PIEZO1 responses do not involve TRPV4. Control mouse portal vein tension data (endothelium intact). (A) Example trace (left) and summary data (right) for responses to Yoda1 (.1, .3, 1, 3 and 10 μM, indicated by the 5 dots in the left trace) before and after incubation with 300 nM GSK2193874 (TRPV4 antagonist) (n = 5). (B) As for (A), but using Yoda2 instead of Yoda1 (.1, .3, 1, 3, 10 and 30 μM) (n = 5). (C) As for (A), but using 1 μM SC‐560 instead of GSK2193874 (n = 5). (A–C) Summary data are mean ± SD and the individual data are superimposed. Paired t‐tests: NS. n indicates the number of mice.

FIGURE 6

Mechanical and osmotic strain amplify PIEZO1 function.

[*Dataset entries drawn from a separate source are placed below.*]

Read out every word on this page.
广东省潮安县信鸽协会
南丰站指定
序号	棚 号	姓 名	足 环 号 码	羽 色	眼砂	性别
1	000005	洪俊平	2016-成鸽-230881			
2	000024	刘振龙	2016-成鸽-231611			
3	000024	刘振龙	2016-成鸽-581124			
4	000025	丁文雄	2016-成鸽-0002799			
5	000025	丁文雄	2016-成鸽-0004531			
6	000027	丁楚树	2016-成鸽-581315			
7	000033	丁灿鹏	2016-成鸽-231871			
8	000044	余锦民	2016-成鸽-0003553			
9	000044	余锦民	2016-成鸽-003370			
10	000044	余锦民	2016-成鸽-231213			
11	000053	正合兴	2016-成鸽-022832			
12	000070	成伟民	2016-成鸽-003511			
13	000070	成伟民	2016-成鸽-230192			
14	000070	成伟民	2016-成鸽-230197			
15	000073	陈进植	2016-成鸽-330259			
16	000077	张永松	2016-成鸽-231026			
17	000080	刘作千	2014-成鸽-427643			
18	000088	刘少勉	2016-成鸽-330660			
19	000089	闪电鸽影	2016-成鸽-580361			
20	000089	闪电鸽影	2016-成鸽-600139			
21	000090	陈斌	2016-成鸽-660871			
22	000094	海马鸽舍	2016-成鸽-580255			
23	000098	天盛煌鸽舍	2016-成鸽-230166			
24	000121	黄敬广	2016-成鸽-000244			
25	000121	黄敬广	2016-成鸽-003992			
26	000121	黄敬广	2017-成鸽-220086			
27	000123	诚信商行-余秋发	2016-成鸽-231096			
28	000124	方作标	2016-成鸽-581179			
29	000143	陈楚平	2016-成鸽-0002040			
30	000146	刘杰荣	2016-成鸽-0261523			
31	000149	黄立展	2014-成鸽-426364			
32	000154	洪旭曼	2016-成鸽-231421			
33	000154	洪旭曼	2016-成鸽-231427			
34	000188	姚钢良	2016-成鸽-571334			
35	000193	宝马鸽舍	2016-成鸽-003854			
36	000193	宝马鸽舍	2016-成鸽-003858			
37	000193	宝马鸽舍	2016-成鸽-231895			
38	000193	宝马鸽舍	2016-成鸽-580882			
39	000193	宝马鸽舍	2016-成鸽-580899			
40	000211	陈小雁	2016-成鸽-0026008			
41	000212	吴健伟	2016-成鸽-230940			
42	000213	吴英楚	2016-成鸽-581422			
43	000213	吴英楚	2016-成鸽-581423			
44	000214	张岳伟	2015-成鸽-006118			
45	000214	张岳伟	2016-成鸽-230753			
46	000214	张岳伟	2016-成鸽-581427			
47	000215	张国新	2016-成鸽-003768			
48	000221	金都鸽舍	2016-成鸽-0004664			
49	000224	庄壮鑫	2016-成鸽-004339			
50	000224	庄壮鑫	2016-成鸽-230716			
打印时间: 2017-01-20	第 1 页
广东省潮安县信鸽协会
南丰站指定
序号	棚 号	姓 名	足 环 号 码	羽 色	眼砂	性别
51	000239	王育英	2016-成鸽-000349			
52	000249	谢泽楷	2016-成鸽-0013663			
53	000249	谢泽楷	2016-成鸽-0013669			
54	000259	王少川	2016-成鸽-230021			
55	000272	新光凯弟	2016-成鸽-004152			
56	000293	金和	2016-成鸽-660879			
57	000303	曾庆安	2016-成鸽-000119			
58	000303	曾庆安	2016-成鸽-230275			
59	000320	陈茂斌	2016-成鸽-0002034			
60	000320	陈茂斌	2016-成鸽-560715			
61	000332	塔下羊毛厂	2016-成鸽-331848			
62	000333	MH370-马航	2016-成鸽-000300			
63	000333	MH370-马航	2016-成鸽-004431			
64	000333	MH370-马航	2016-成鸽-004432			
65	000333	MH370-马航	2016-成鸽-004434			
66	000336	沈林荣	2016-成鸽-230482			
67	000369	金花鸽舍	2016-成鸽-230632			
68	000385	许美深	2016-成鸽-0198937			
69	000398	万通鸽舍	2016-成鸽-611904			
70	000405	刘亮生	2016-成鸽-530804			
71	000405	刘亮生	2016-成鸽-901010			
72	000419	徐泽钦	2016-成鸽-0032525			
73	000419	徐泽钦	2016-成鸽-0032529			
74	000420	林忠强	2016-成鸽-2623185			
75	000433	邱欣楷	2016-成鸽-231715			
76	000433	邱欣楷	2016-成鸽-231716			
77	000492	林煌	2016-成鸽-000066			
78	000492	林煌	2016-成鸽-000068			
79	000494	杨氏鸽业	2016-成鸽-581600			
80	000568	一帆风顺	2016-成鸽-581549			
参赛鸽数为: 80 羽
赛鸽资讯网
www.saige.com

Control mouse portal vein tension data (endothelium intact). (A) Concentration‐response data for Yoda1‐induced relaxation in normal (open symbol, .8 mN tension and 282 mOsm·kg⁻¹), hyper‐stretch (light purple symbol, 2.2 mN tension and 282 mOsm·kg⁻¹), hypo‐tonicity (dark purple symbol, .8 mN tension and 255 mOsm·kg⁻¹) and combined hyper‐stretch and hypo‐tonicity (blue symbol, 2.2 mN tension and 255 mOsm·kg⁻¹) conditions (n = 5, 5, 5 and 6 respectively). The normal condition data are reproduced from Figure 5A and are shown only as mean values. (B) In the combined hyper‐stretch and hypo‐tonicity condition, example trace (left) and summary data (right) for responses to Yoda1 (.1, .3, 1, 3 and 10 μM, indicated by the 5 dots on the traces) before and after incubation with 300 nM GSK2193874 (TRPV4 antagonist) (n = 6). The Yoda1‐only data are reproduced from (a) and shown only as mean values. ANOVA (a) at the indicated Yoda1 concentration: **p < .01 and ***p < .001 for hyper‐stretch plus hypo‐tonicity compared with normal and NS, where there are no asterisks. n indicates the number of mice.

FIGURE 7

Mechanical and osmotic strain suppress TRPV4 function. Control mouse portal vein tension data (endothelium intact). (A) In the hyper‐stretch or hypo‐tonicity condition, example traces (left and middle) and summary data (right) for responses to 1 nM GSK1016790A (n = 8 each). The summary data are for the first (1) and second (2) GSK1016790A responses, with wash‐out in between. The normal condition data are reproduced from Figure 2A for direct comparison. (B–E) In the normal, hyper‐stretch or hypo‐tonicity condition, example traces and summary data for PE (10 μM) responses without (−) and with (+) 300 nM GSK2193874 (n = 8 normal, n = 5 hyper‐stretch, n = 5 hypo‐tonicity). Summary data are shown as mean ± SD. ANOVA: (A ***p < .001; hyper‐stretch or hypo‐tonicity compared with normal for (1) and (2)) and (E NS). n indicates the number of mice.